Nessuno schianti, nessuno scerpi l’albero sacro, nessuno osi porre la scure sull’albero che si illumina di affetti, di ricordanze eroiche di gloria; la patria lo vieta, griderebbe al sacrilegio....».

Non c'è che dire, una bella tiritera di patrio eroismo quella del Radice. Ma quelli erano i tempi e lo storico brontese credeva a quel che scriveva e si impegnò, infatti, strenuamente per la realizzazione del Monumento ai caduti e del Parco di Rimembranza, una iniziativa sorta in Italia nel 1922 e voluta dal Governo dittatoriale fascista.

Bronte, Villa comunaleDel primo sappiamo come andò a finire. Il secondo non vide nemmeno la luce ma ce ne dà qualche ragguaglio Franco Cimbali.
«Come si evince da questo articolo, - scrive Cimbali ne Il Radice sconosciuto - il Radice fu uno strenuo promotore di testimonianze, commemorazioni o di monumenti da dedicare alla memoria dei caduti, morti “fra alalà di gioia” nella “grande guerra del mondo” per la Patria.

A Bronte, il luogo dove doveva sorgere era stato identificato allo Scialandro, dove oggi c’è la Villa comunale (foto a destra). Il progetto, redatto dall’ing. Salvatore Russo, era pronto sin dall’Ottobre dello stesso anno.

Nel Dicembre successivo si era costituito un Comitato composto da 22 nominativi (presidente il rettore del Capizzi sac. Vincenzo Portaro).

Nel Settembre del 1924 nell’Aula Magna del Real Collegio Capizzi si era espletata la gara di appalto, a mezzo di asta pubblica, delle “opere di costruzione, muri di cinta del ingresso principale con cancello in ferro” per un importo di Lire 8.154,25.
Vi parteciparono Antonino Diolosà fu Placido, Antonino Castiglione di Francesco, Nunzio Gorgone di Vincenzo, Vincenzo Gorgone fu Luigi, “tutti muri fabbri nati e domiciliati in Bronte”.

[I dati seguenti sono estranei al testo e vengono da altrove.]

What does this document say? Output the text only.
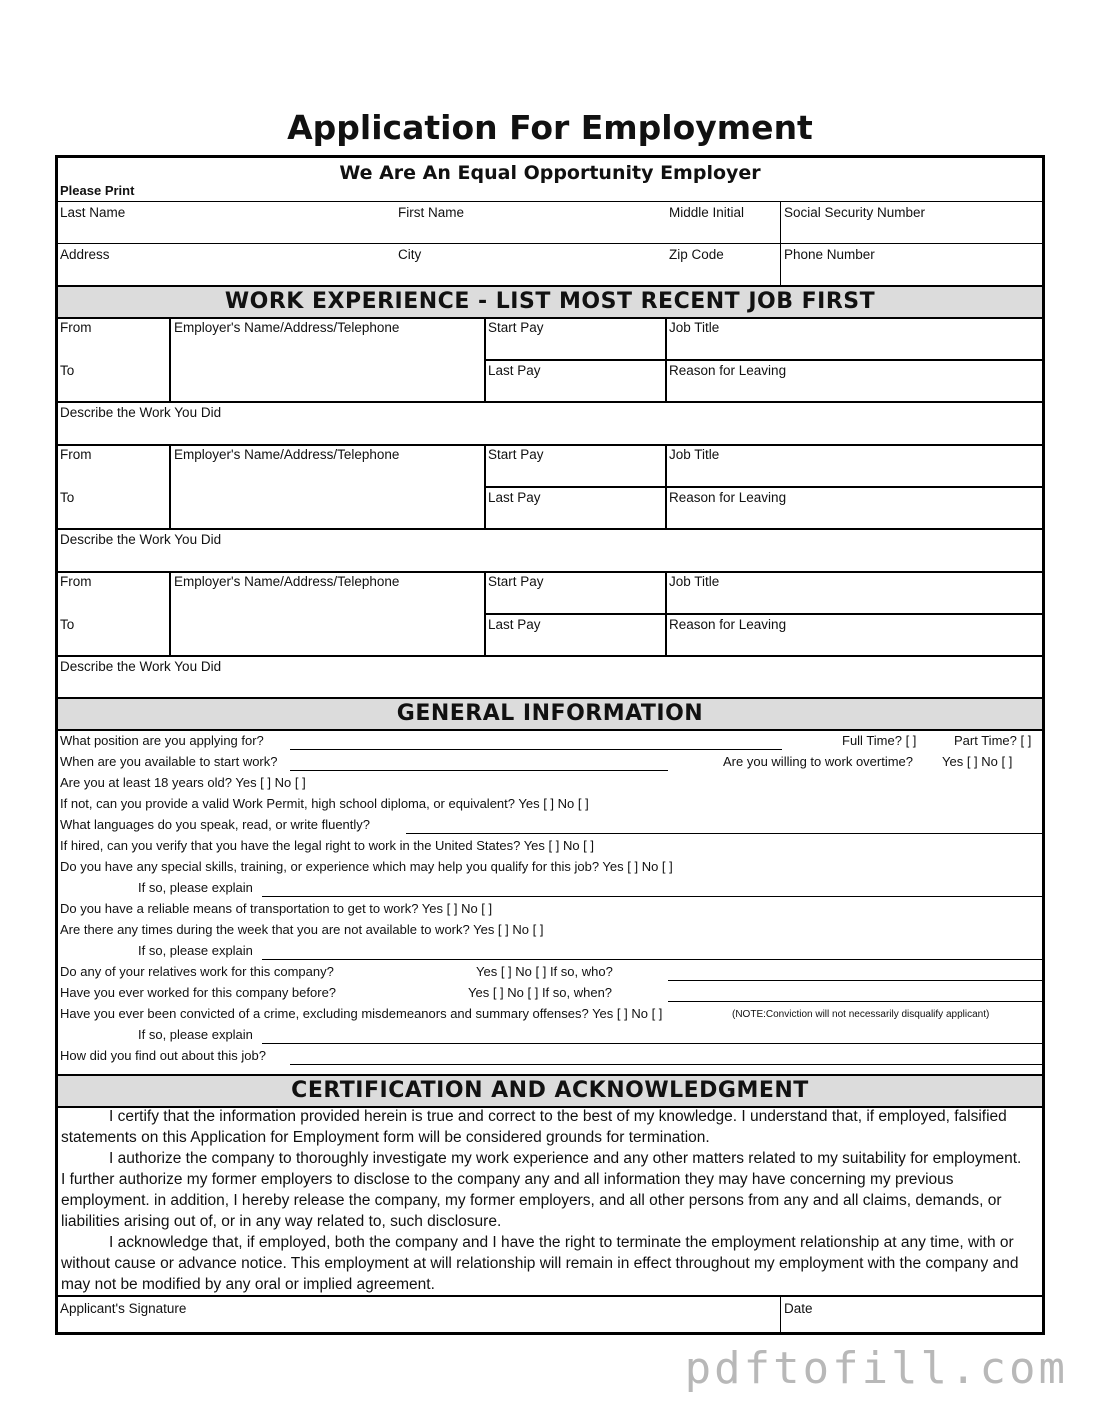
Application For Employment
We Are An Equal Opportunity Employer
Please Print
Last Name	First Name	Middle Initial	Social Security Number
Address	City	Zip Code	Phone Number
WORK EXPERIENCE - LIST MOST RECENT JOB FIRST
From	Employer's Name/Address/Telephone	Start Pay	Job Title
To	Last Pay	Reason for Leaving
Describe the Work You Did
From	Employer's Name/Address/Telephone	Start Pay	Job Title
To	Last Pay	Reason for Leaving
Describe the Work You Did
From	Employer's Name/Address/Telephone	Start Pay	Job Title
To	Last Pay	Reason for Leaving
Describe the Work You Did
GENERAL INFORMATION
What position are you applying for?	Full Time? [ ]	Part Time? [ ]
When are you available to start work?	Are you willing to work overtime? Yes [ ] No [ ]
Are you at least 18 years old? Yes [ ] No [ ]
If not, can you provide a valid Work Permit, high school diploma, or equivalent? Yes [ ] No [ ]
What languages do you speak, read, or write fluently?
If hired, can you verify that you have the legal right to work in the United States? Yes [ ] No [ ]
Do you have any special skills, training, or experience which may help you qualify for this job? Yes [ ] No [ ]
If so, please explain
Do you have a reliable means of transportation to get to work? Yes [ ] No [ ]
Are there any times during the week that you are not available to work? Yes [ ] No [ ]
If so, please explain
Do any of your relatives work for this company?	Yes [ ] No [ ] If so, who?
Have you ever worked for this company before?	Yes [ ] No [ ] If so, when?
Have you ever been convicted of a crime, excluding misdemeanors and summary offenses? Yes [ ] No [ ]	(NOTE:Conviction will not necessarily disqualify applicant)
If so, please explain
How did you find out about this job?
CERTIFICATION AND ACKNOWLEDGMENT

I certify that the information provided herein is true and correct to the best of my knowledge. I understand that, if employed, falsified statements on this Application for Employment form will be considered grounds for termination.

I authorize the company to thoroughly investigate my work experience and any other matters related to my suitability for employment. I further authorize my former employers to disclose to the company any and all information they may have concerning my previous employment. in addition, I hereby release the company, my former employers, and all other persons from any and all claims, demands, or liabilities arising out of, or in any way related to, such disclosure.

I acknowledge that, if employed, both the company and I have the right to terminate the employment relationship at any time, with or without cause or advance notice. This employment at will relationship will remain in effect throughout my employment with the company and may not be modified by any oral or implied agreement.

Applicant's Signature	Date
pdftofill.com
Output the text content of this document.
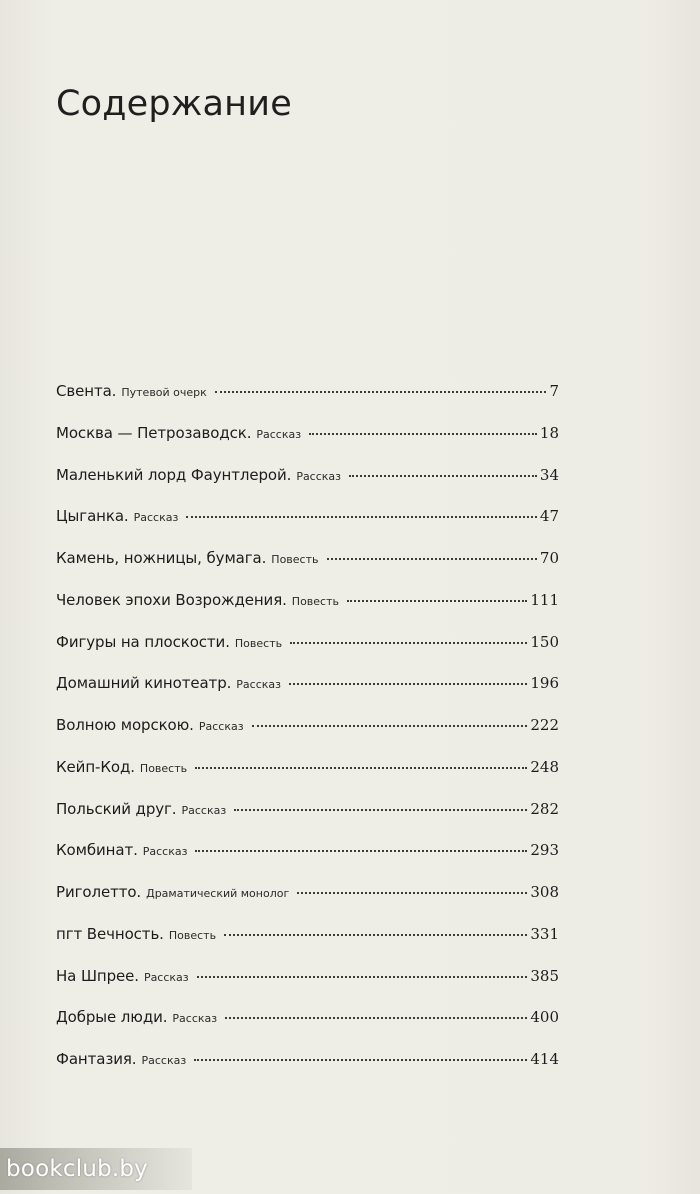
Содержание
Свента. Путевой очерк	7
Москва — Петрозаводск. Рассказ	18
Маленький лорд Фаунтлерой. Рассказ	34
Цыганка. Рассказ	47
Камень, ножницы, бумага. Повесть	70
Человек эпохи Возрождения. Повесть	111
Фигуры на плоскости. Повесть	150
Домашний кинотеатр. Рассказ	196
Волною морскою. Рассказ	222
Кейп-Код. Повесть	248
Польский друг. Рассказ	282
Комбинат. Рассказ	293
Риголетто. Драматический монолог	308
пгт Вечность. Повесть	331
На Шпрее. Рассказ	385
Добрые люди. Рассказ	400
Фантазия. Рассказ	414
bookclub.by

Vinse la gara il Diolosà con un’offerta al ribasso di L. 7.700. I lavori, consegnati ufficialmente un mese dopo, il 21 Ottobre 1924, dovevano essere portati a compimento “entro 60 giorni, penalità di L. 10 per ogni giorno di ritardo”.
Andarono però a rilento, ben presto furono del tutto sospesi e il Parco di Rimembranza finì in una lunga controversia fra l’impresa appaltatrice ed il Comitato, sfociata in reciproche citazioni, dichiaratorie ed una vertenza giudiziaria che si trascinò fino al 1929. Ben tre avvocati (Schilirò, Pettinato e Isola) sostennero le ragioni del Comitato.

In conclusione, non c’è dato sapere a chi delle due parti in causa la Corte di Appello di Catania, II Sezione, abbia dato ragione nel 1928. Il Parco non venne realizzato e l’iniziativa che si proponeva di rendere onore a coloro che alla Patria avevano offerto la propria vita finì nel dimenticatoio.»